ES GIBT VIEL ZU TUN. PACKEN WIR ES AN. MONIKA KÖPPL-TURYNA, DIREKTORIN DES INSTITUTS FÜR WIRTSCHAFTSFORSCHUNG ECO AUSTRIA, FASST DIE AKTUELLEN ENTWICKLUNGSSTRÄNGE EBENSO WIE DIE HANDLUNGSMÖGLICHKEITEN ZUSAMMEN UND FORDERT, DEN GESAMTSTANDORT EUROPA NEU ZU DENKEN.

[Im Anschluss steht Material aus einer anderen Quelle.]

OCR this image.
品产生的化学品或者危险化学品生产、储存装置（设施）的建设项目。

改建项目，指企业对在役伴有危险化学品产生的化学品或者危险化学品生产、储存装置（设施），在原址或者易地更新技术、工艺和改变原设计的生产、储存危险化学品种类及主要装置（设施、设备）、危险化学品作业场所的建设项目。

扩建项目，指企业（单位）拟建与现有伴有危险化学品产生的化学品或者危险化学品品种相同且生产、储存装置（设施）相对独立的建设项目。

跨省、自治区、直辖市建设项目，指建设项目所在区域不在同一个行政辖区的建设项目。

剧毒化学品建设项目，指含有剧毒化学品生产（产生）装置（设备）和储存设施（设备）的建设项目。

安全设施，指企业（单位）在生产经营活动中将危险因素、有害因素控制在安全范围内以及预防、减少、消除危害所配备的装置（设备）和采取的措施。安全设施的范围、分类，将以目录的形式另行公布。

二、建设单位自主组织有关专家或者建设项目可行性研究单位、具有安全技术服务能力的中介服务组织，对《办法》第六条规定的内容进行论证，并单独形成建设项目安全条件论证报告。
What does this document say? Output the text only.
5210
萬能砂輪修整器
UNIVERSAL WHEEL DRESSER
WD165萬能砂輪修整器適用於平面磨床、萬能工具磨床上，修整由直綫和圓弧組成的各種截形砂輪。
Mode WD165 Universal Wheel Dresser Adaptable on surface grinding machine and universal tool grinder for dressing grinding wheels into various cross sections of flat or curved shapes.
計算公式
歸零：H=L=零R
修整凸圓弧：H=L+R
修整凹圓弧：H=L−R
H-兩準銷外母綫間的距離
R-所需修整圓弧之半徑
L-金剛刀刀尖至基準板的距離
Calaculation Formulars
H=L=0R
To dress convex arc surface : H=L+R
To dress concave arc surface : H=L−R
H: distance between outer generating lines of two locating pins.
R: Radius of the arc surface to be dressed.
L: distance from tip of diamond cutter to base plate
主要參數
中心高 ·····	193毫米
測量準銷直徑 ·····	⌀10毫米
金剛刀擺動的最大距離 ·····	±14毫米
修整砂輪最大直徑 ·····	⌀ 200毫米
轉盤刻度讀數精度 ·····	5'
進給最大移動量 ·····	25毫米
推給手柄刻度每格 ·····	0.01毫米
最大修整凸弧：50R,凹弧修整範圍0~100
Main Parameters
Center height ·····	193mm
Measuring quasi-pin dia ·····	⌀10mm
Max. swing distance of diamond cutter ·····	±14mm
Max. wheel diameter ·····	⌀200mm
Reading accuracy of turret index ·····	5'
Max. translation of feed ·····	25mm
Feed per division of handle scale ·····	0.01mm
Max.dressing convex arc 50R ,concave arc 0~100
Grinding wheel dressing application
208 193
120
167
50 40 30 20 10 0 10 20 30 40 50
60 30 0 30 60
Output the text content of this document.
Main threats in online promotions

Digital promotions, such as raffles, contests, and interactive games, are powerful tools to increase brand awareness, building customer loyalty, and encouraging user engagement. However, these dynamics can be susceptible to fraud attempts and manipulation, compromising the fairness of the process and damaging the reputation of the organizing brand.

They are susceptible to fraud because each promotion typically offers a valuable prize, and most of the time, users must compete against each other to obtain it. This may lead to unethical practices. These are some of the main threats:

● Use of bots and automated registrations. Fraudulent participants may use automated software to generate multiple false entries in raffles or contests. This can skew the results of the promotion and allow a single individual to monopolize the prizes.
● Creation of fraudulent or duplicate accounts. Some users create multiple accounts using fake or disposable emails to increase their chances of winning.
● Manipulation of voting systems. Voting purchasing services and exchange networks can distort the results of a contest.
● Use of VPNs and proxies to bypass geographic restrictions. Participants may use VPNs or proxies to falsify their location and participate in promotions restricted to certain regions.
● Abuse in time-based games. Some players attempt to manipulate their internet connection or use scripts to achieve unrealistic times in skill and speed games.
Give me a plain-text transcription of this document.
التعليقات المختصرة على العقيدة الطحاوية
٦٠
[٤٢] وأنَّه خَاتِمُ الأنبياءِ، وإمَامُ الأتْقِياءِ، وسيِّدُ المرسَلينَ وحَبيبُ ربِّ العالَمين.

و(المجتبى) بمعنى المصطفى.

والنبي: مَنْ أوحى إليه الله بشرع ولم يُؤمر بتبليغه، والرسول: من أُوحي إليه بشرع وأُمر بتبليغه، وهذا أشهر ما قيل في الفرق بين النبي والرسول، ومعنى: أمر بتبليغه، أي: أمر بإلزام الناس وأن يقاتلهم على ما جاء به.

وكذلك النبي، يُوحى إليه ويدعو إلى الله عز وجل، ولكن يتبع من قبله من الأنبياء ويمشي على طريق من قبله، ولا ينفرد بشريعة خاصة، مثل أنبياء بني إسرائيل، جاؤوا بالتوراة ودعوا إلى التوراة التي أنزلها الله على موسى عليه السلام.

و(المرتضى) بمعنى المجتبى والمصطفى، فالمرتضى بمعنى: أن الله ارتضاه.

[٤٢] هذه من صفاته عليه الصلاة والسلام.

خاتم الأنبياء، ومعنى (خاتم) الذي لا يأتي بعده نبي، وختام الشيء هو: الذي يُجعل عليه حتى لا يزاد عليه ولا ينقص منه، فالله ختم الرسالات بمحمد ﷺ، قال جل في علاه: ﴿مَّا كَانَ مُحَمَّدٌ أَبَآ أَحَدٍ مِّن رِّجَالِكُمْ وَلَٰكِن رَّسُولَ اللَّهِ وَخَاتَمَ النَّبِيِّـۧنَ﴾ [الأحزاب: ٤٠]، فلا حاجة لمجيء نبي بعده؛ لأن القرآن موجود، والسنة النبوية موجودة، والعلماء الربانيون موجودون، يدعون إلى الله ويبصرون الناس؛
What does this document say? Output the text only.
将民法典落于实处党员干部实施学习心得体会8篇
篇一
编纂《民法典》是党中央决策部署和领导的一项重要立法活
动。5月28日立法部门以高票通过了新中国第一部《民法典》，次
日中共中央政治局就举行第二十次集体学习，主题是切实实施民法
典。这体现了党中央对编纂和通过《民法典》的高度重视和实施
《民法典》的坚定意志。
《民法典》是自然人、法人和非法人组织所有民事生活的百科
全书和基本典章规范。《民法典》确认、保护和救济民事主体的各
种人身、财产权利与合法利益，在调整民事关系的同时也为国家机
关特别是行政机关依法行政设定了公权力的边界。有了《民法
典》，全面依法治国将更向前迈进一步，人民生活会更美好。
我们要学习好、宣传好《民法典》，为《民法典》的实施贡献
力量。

Als wären die wirtschaftlichen Herausforderungen nach Corona mit unterbrochenen Lieferketten, Ressourcenknappheit und steigender Inflation nicht schon genug, kommt, ausgelöst durch den russischen Angriffskrieg gegen die Ukraine, nun auch noch eine veritable Energiekrise hinzu. Vor allem Volkswirtschaften wie die österreichische, die deutsche oder die italienische stehen unter Druck, ihre Bezugsquellen so rasch als möglich zu diversifizieren und ihre Abhängigkeit von Russland als Hauptlieferant drastisch zu verringern. Das hat Folgen.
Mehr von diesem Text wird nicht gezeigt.